Safelayer Secure Communications S.A.
- Company type: Joint Stock Company
- Industry: Online information and identity protection
- Founded: 1999; 27 years ago
- Headquarters: Barcelona, Spain
- Products: KeyOne CA KeyOne VA KeyOne TSA KeyOne XRA Safelayer Mobile ID TrustedX eIDAS Platform TrustedX Authentication Platform TrustedX Electronic Signature TrustedX Encryption Key Management
- Website: www.safelayer.com

= Safelayer Secure Communications =

Spanish software developer company

Safelayer Secure Communications S.A. is a Spanish private company founded in May 1999. It develops software products on the public key infrastructure area (digital security for identity management, electronic signature and data protection). Safelayer's technology is part of the three major certification and digital identity projects in Spain: Fábrica Nacional de Moneda y Timbre, the Spanish ID card DNI electrónico and the Spanish E-passport. Safelayer's technology also secures the NATO X400 messaging system.

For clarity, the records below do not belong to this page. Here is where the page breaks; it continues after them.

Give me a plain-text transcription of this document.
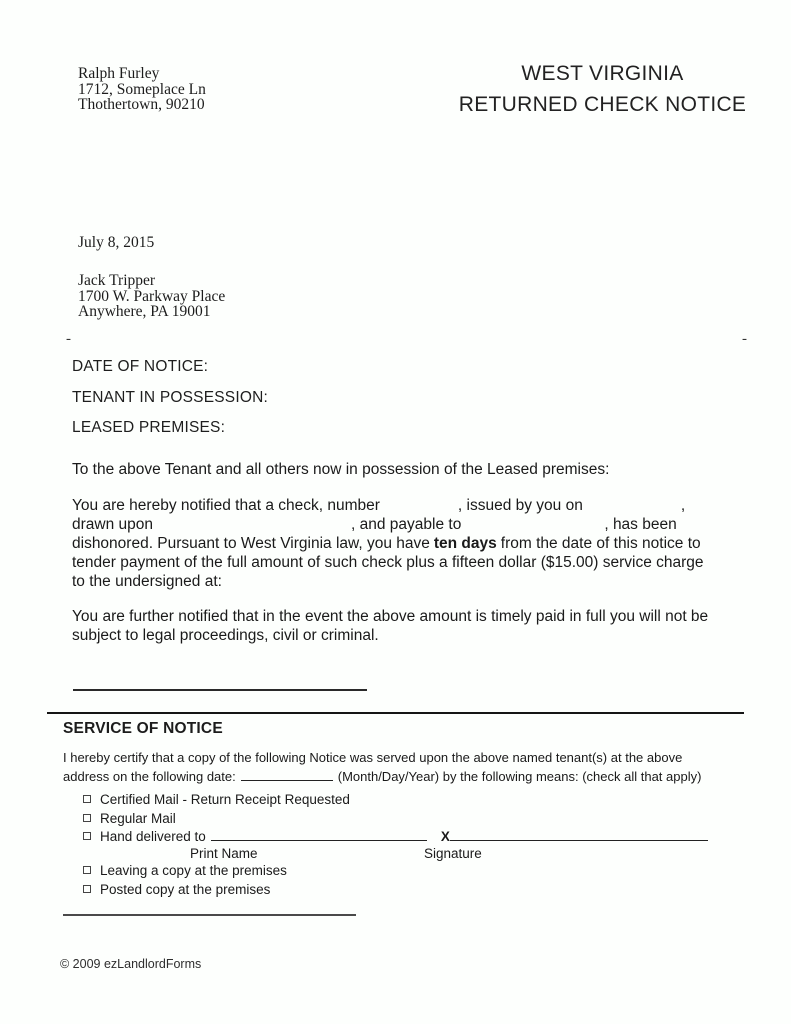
Ralph Furley
1712, Someplace Ln
Thothertown, 90210
WEST VIRGINIA
RETURNED CHECK NOTICE
July 8, 2015
Jack Tripper
1700 W. Parkway Place
Anywhere, PA 19001
-	-
DATE OF NOTICE:
TENANT IN POSSESSION:
LEASED PREMISES:
To the above Tenant and all others now in possession of the Leased premises:
You are hereby notified that a check, number	, issued by you on	,
drawn upon	, and payable to	, has been
dishonored. Pursuant to West Virginia law, you have ten days from the date of this notice to
tender payment of the full amount of such check plus a fifteen dollar ($15.00) service charge
to the undersigned at:
You are further notified that in the event the above amount is timely paid in full you will not be
subject to legal proceedings, civil or criminal.
SERVICE OF NOTICE
I hereby certify that a copy of the following Notice was served upon the above named tenant(s) at the above
address on the following date:	(Month/Day/Year) by the following means: (check all that apply)
Certified Mail - Return Receipt Requested
Regular Mail
Hand delivered to	X
Print Name	Signature
Leaving a copy at the premises
Posted copy at the premises
© 2009 ezLandlordForms
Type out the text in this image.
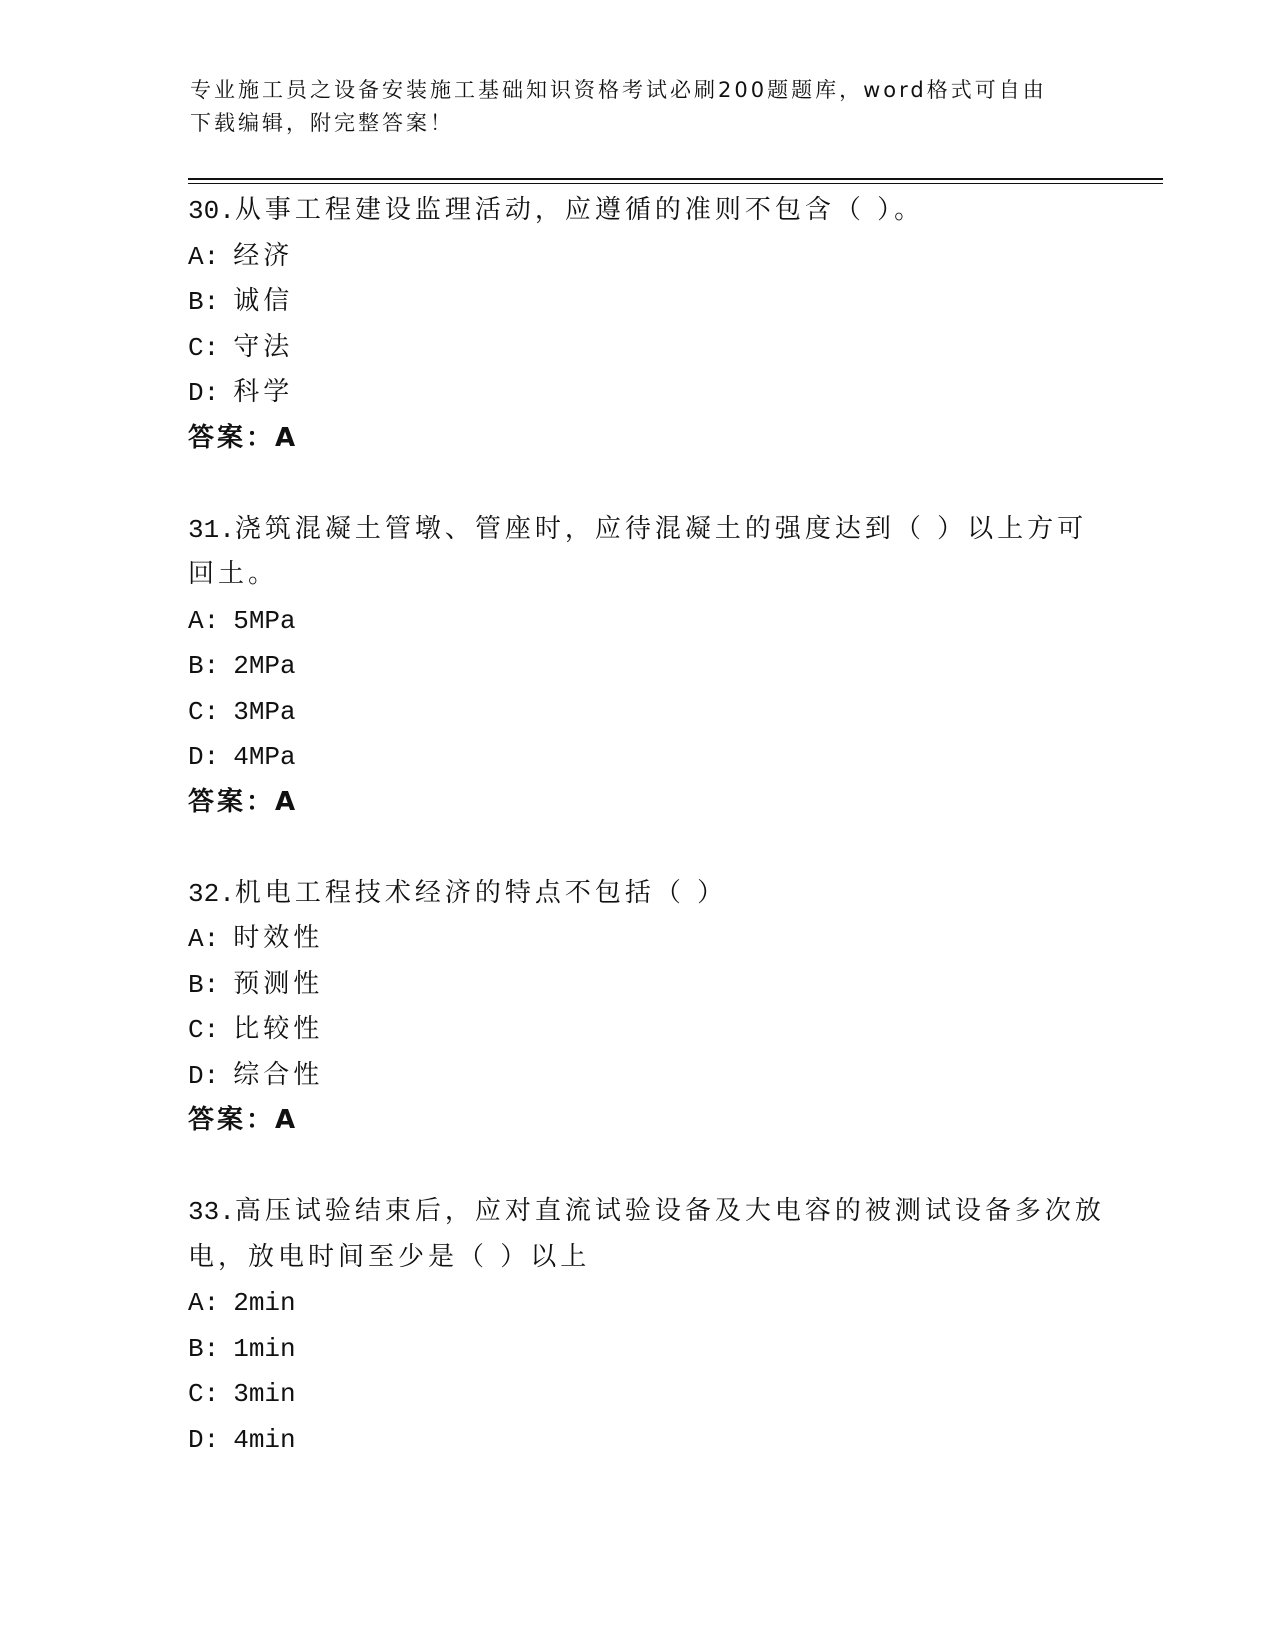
专业施工员之设备安装施工基础知识资格考试必刷200题题库，word格式可自由
下载编辑，附完整答案！
30.从事工程建设监理活动，应遵循的准则不包含（ ）。
A: 经济
B: 诚信
C: 守法
D: 科学
答案：A
31.浇筑混凝土管墩、管座时，应待混凝土的强度达到（ ）以上方可
回土。
A: 5MPa
B: 2MPa
C: 3MPa
D: 4MPa
答案：A
32.机电工程技术经济的特点不包括（ ）
A: 时效性
B: 预测性
C: 比较性
D: 综合性
答案：A
33.高压试验结束后，应对直流试验设备及大电容的被测试设备多次放
电，放电时间至少是（ ）以上
A: 2min
B: 1min
C: 3min
D: 4min
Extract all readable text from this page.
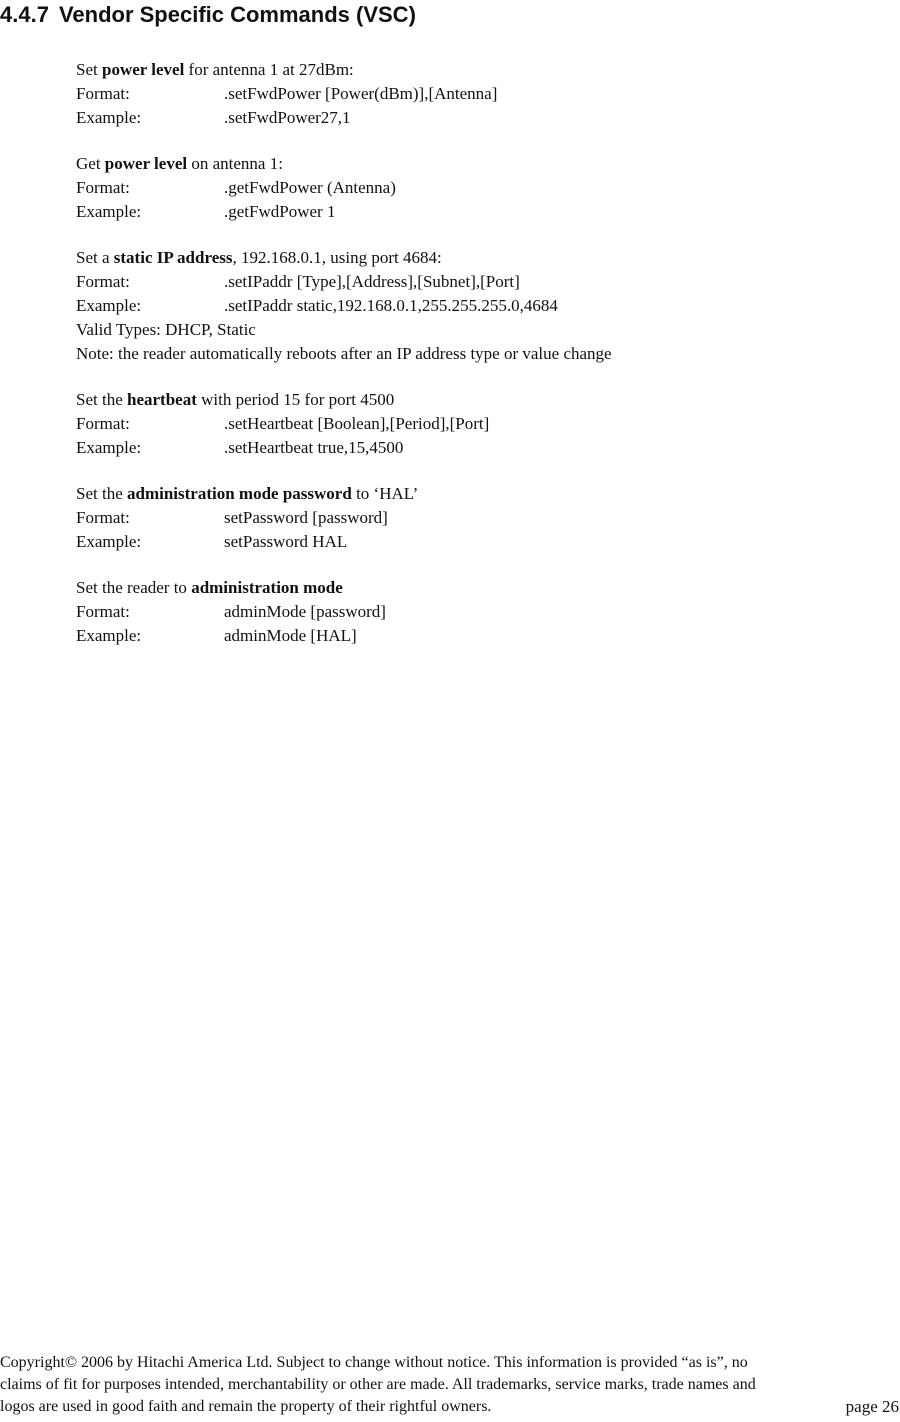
4.4.7 Vendor Specific Commands (VSC)
Set power level for antenna 1 at 27dBm:
Format:	.setFwdPower [Power(dBm)],[Antenna]
Example:	.setFwdPower27,1
Get power level on antenna 1:
Format:	.getFwdPower (Antenna)
Example:	.getFwdPower 1
Set a static IP address, 192.168.0.1, using port 4684:
Format:	.setIPaddr [Type],[Address],[Subnet],[Port]
Example:	.setIPaddr static,192.168.0.1,255.255.255.0,4684
Valid Types: DHCP, Static
Note: the reader automatically reboots after an IP address type or value change
Set the heartbeat with period 15 for port 4500
Format:	.setHeartbeat [Boolean],[Period],[Port]
Example:	.setHeartbeat true,15,4500
Set the administration mode password to ‘HAL’
Format:	setPassword [password]
Example:	setPassword HAL
Set the reader to administration mode
Format:	adminMode [password]
Example:	adminMode [HAL]
Copyright© 2006 by Hitachi America Ltd. Subject to change without notice. This information is provided “as is”, no
claims of fit for purposes intended, merchantability or other are made. All trademarks, service marks, trade names and
logos are used in good faith and remain the property of their rightful owners.	page 26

Safelayer's technology has been EAL2 and EAL4+ Common Criteria certified. Currently, Safelayer is the only company with a whole family of products that are CC EAL4+ certified.

== Products ==
- KeyOne CA: Certificate authority.
- KeyOne VA: Validation authority (OCSP responder) based on standard protocol OCSP from IETF.
- KeyOne TSA: Time-stamping authority (Trusted Timestamping) based on standard protocol TSP from IETF.
- KeyOne XRA: Registration authority.
- TrustedX eIDAS platform.
- TrustedX Authentication platform.
- TrustedX Electronic signature.
- TrustedX Encryption key management.